Dataset-Length Bias

Neural Machine Translation (NMT) is known to suffer from a beam-search problem: after a certain point, increasing beam size causes an overall drop in translation quality. This effect is especially in long sentences. A factor that strongly contributes to the quality degradation with large beams is dataset-length bias which means that NMT datasets are strongly biased towards short sentences.

To mitigate this issue, some researchers from Yandex in 2021 proposed a new data augmentation technique called “Multi-Sentence Resampling” or MSR for short in their paper: Multi-Sentence Resampling: A Simple Approach to Alleviate Dataset Length Bias and Beam-Search Degradation. This technique extends the training examples by concatenating several sentences from the original dataset to make a long training example. The official implementation of this technique can be found on the Yandex official GitHub Repository: msr.

MSR

MSR stands for “Multi-Sentence Resampling” which augments a dataset such that each training example consists of 1 to N sentences randomly chosen from a dataset and concatenated one after another preserving the order of sentence. The following is the full algorithm:

As shown in the following example, we have a dataset of just three short sentences (on the left). Using MSR with N=3 will create a new dataset where each sentence is either 1 or 2 or 3 sentences long. MSR concatenates sentences together as shown on the right table which increases the average length of the dataset.

Note:

  • MSR performed the augmentation process on both the source-side and the target-side of the data.

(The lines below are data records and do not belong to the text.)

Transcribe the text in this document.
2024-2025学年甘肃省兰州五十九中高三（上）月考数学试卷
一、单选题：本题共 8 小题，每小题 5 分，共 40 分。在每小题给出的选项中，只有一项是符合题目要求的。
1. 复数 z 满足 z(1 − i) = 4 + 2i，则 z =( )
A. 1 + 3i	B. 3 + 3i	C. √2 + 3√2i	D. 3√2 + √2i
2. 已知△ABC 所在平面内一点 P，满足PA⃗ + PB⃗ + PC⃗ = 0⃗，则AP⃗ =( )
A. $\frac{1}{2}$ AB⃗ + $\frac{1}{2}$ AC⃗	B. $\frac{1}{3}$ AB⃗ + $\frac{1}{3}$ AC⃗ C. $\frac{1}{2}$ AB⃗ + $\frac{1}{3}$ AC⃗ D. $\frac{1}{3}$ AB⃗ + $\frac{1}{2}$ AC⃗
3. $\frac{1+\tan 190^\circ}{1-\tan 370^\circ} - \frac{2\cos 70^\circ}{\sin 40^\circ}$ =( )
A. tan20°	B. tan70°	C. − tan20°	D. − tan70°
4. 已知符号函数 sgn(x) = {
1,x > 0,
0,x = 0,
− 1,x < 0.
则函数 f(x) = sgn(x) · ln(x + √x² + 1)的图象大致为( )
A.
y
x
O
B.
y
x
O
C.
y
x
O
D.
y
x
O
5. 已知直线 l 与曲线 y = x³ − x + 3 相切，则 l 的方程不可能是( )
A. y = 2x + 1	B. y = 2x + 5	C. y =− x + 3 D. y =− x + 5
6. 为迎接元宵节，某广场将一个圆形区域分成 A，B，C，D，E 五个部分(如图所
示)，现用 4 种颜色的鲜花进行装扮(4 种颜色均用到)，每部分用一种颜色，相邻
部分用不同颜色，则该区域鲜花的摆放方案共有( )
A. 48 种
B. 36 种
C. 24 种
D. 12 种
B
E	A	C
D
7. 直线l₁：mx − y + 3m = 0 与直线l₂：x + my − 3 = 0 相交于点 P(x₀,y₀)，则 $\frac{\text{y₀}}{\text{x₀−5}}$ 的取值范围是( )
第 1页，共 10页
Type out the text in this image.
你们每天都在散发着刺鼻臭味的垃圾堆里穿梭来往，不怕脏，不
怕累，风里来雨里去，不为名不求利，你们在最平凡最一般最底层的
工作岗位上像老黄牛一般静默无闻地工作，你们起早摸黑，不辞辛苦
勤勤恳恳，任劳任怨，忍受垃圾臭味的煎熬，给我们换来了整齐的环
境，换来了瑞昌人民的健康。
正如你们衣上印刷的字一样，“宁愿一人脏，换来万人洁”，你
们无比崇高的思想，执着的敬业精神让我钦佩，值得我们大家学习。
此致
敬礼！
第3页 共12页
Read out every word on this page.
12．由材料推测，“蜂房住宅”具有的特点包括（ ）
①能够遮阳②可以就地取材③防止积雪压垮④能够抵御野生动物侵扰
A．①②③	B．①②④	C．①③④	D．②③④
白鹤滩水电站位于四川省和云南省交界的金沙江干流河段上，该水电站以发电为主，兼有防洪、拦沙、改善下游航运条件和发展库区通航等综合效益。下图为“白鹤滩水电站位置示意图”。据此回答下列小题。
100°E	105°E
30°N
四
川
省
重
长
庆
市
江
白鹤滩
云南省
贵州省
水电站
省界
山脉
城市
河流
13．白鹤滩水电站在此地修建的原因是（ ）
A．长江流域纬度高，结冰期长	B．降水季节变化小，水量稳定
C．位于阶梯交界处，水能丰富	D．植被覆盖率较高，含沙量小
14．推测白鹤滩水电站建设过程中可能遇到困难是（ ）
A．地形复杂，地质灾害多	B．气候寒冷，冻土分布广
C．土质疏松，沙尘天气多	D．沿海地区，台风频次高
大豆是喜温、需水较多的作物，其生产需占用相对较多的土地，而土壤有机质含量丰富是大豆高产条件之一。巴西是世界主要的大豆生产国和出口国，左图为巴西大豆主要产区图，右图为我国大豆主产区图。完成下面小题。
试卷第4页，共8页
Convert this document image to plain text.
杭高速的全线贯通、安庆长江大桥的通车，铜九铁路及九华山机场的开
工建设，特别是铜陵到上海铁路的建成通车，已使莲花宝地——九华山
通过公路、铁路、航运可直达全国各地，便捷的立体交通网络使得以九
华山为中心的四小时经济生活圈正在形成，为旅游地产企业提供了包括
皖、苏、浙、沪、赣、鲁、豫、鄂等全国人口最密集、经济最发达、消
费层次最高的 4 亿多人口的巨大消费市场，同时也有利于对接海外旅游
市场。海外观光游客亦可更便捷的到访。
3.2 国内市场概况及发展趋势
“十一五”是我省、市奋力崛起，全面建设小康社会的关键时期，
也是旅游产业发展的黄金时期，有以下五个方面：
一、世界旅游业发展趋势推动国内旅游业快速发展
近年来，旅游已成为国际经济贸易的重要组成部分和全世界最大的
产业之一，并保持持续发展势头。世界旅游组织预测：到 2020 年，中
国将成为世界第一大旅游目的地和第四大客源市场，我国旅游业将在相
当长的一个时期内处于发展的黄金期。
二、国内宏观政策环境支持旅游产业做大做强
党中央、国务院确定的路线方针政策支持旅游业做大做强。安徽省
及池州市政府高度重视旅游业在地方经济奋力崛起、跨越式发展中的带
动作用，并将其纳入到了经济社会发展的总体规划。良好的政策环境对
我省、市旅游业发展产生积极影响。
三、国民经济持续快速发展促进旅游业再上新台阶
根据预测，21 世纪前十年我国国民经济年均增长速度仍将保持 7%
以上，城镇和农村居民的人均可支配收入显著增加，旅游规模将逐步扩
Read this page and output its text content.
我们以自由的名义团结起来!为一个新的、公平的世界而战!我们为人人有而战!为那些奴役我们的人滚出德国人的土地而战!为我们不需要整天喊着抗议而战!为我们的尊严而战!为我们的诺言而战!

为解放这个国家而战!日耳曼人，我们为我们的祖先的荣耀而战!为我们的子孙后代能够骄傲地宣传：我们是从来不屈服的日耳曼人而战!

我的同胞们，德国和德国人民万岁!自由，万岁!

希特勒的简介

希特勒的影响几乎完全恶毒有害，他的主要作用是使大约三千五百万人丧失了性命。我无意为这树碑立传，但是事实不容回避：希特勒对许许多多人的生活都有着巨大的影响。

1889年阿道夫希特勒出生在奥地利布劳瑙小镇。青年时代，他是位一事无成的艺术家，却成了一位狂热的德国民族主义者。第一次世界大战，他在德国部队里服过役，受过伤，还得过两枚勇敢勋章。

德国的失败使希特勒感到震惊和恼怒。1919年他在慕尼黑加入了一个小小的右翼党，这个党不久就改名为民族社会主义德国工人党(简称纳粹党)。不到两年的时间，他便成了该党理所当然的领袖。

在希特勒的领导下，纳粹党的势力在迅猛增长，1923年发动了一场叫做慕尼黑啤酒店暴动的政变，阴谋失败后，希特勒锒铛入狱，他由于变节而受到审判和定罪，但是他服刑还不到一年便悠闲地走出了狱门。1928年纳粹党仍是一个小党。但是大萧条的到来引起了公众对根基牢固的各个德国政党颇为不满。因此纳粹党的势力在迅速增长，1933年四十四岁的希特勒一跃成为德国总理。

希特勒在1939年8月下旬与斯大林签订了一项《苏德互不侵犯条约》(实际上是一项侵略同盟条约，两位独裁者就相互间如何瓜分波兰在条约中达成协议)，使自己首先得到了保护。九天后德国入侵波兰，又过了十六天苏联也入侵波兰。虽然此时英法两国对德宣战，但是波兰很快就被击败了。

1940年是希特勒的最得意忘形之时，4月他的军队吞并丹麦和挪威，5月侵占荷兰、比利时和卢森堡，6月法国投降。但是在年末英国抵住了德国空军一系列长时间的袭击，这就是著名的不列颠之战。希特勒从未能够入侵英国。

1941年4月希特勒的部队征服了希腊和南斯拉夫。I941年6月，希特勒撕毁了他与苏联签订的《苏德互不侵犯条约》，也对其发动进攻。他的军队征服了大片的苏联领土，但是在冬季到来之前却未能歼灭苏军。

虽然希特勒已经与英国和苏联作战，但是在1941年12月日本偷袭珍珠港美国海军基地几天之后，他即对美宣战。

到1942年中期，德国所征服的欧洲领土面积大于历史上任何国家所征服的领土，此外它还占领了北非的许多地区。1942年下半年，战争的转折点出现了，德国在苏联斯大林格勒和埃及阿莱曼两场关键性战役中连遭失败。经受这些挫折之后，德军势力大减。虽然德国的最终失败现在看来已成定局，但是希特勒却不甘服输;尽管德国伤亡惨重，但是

  • Knowing the average length of examples in a dataset $L$, the average length of examples in the new dataset can be approximately calculated as:

\[avg\_ new\_ length \cong \sum_{n = 1}^{N}\frac{\text{L.n}}{N} = L.\frac{N + 1}{2}\]

The following figure illustrates how the train examples length distribution changes in IWSLT17 Fr-En dataset for N from 2 to 5. With growing N distributions become more flatten for lengths presented in the test set.